A depressing new study found that sexual harassment is so pervasive that women have developed coping mechanisms to deal with certain forms of harassment. While men experience harassment too, it's less common, so they haven't developed this skill of sorts.
Michigan State University researchers surveyed 6,000 men and women serving in the U.S. military. EurekAlert reports that more than 50% of women and 20% of men had been sexually harassed at least once in the past year. The questionnaire covered 16 different types of verbal and physical harassment, from offensive jokes to inappropriate touching.
The study found that women have built up resistance to the forms of sexual harassment they see as just "bothersome." Lead author Iris Settles explains:
"When women view sexual harassment as bothersome, it doesn't seem to be associated with distress. In some ways this suggests that sexual harassment is such a widespread problem that women have figured out ways to deal with it so it doesn't interfere with their psychological well-being."

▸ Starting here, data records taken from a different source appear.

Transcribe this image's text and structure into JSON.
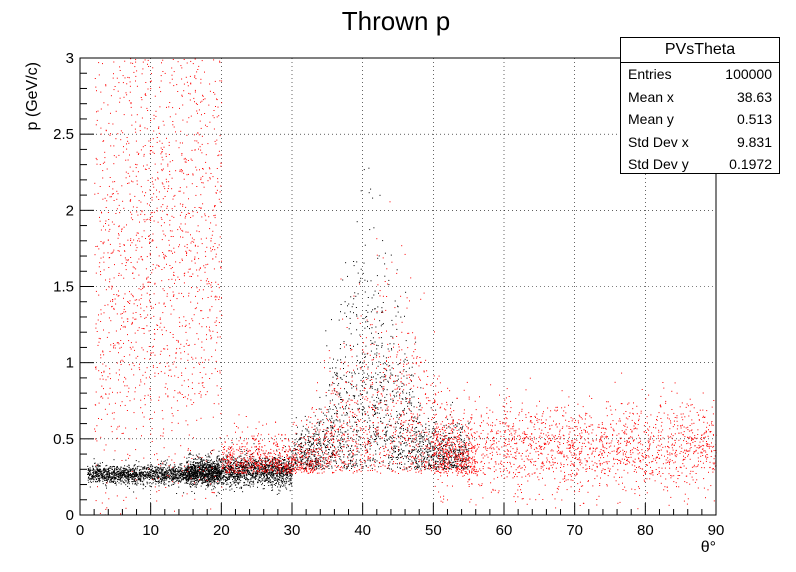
{
  "chart_data": {
    "type": "scatter",
    "title": "Thrown p",
    "xlabel": "θ°",
    "ylabel": "p (GeV/c)",
    "xlim": [
      0,
      90
    ],
    "ylim": [
      0,
      3
    ],
    "x_ticks": [
      "0",
      "10",
      "20",
      "30",
      "40",
      "50",
      "60",
      "70",
      "80",
      "90"
    ],
    "y_ticks": [
      "0",
      "0.5",
      "1",
      "1.5",
      "2",
      "2.5",
      "3"
    ],
    "x_tick_values": [
      0,
      10,
      20,
      30,
      40,
      50,
      60,
      70,
      80,
      90
    ],
    "y_tick_values": [
      0,
      0.5,
      1,
      1.5,
      2,
      2.5,
      3
    ],
    "grid": true,
    "series": [
      {
        "color": "#000000",
        "clusters": [
          {
            "x_range": [
              1,
              20
            ],
            "y_center": 0.27,
            "y_spread": 0.03
          },
          {
            "x_range": [
              15,
              30
            ],
            "y_center": 0.29,
            "y_spread": 0.05
          },
          {
            "x_range": [
              30,
              55
            ],
            "y_center": 0.55,
            "y_spread": 0.4,
            "peak": [
              41,
              1.75
            ]
          }
        ]
      },
      {
        "color": "#ff0000",
        "clusters": [
          {
            "x_range": [
              20,
              56
            ],
            "y_center": 0.5,
            "y_spread": 0.35,
            "peak": [
              43,
              1.45
            ]
          },
          {
            "x_range": [
              2,
              20
            ],
            "y_center": 1.8,
            "y_spread": 1.0
          },
          {
            "x_range": [
              50,
              90
            ],
            "y_center": 0.45,
            "y_spread": 0.15
          }
        ]
      }
    ],
    "stats_box": {
      "title": "PVsTheta",
      "rows": [
        {
          "label": "Entries",
          "value": "100000"
        },
        {
          "label": "Mean x",
          "value": "38.63"
        },
        {
          "label": "Mean y",
          "value": "0.513"
        },
        {
          "label": "Std Dev x",
          "value": "9.831"
        },
        {
          "label": "Std Dev y",
          "value": "0.1972"
        }
      ]
    }
  }
}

While men were distressed by sexual harassment whether they saw it as frightening or bothersome, women were only deeply troubled by behavior they considered scary. Settles said:
"People tend to underestimate the impact of sexual harassment on men ... [they] typically haven't had a lifetime of experiences dealing with sexual harassment and may not know how to deal with it when it happens to them."

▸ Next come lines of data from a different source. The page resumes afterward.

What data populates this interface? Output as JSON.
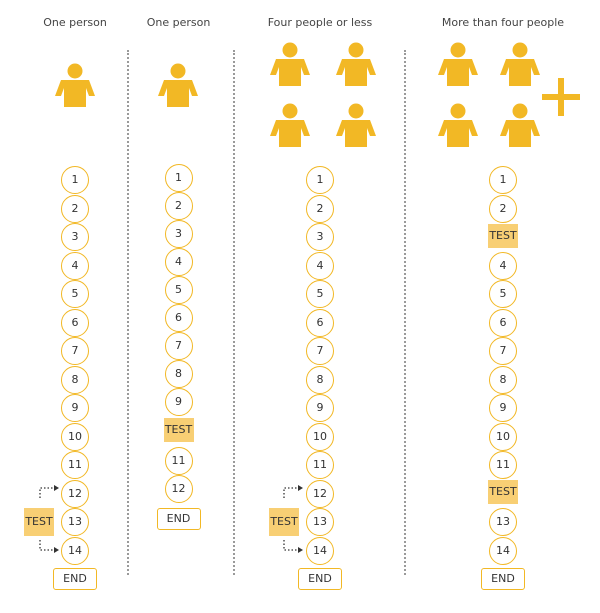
{
  "columns": [
    {
      "heading": "One person",
      "steps": [
        "1",
        "2",
        "3",
        "4",
        "5",
        "6",
        "7",
        "8",
        "9",
        "10",
        "11",
        "12",
        "13",
        "14"
      ],
      "test_label": "TEST",
      "end_label": "END"
    },
    {
      "heading": "One person",
      "steps": [
        "1",
        "2",
        "3",
        "4",
        "5",
        "6",
        "7",
        "8",
        "9",
        "11",
        "12"
      ],
      "test_label": "TEST",
      "end_label": "END"
    },
    {
      "heading": "Four people or less",
      "steps": [
        "1",
        "2",
        "3",
        "4",
        "5",
        "6",
        "7",
        "8",
        "9",
        "10",
        "11",
        "12",
        "13",
        "14"
      ],
      "test_label": "TEST",
      "end_label": "END"
    },
    {
      "heading": "More than four people",
      "steps": [
        "1",
        "2",
        "4",
        "5",
        "6",
        "7",
        "8",
        "9",
        "10",
        "11",
        "13",
        "14"
      ],
      "test_label": "TEST",
      "end_label": "END"
    }
  ],
  "colors": {
    "accent": "#f2b825",
    "test_fill": "#f8cf74",
    "divider": "#9a9a9a"
  },
  "icons": [
    "person-icon",
    "plus-icon",
    "dotted-arrow-icon"
  ]
}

She added the caveat that the study doesn't mean sexual harassment is less distressing for women in general, and it's easy to see how the results could be twisted to mean that women don't mind hearing crude advances from time to time. Instead, the study suggests that women are experiencing so much harassment that they've learned to differentiate between annoying and threatening behavior. While harassment may be surprising for men, it's so common for women that they've been forced to develop a way to keep functioning in a hostile environment.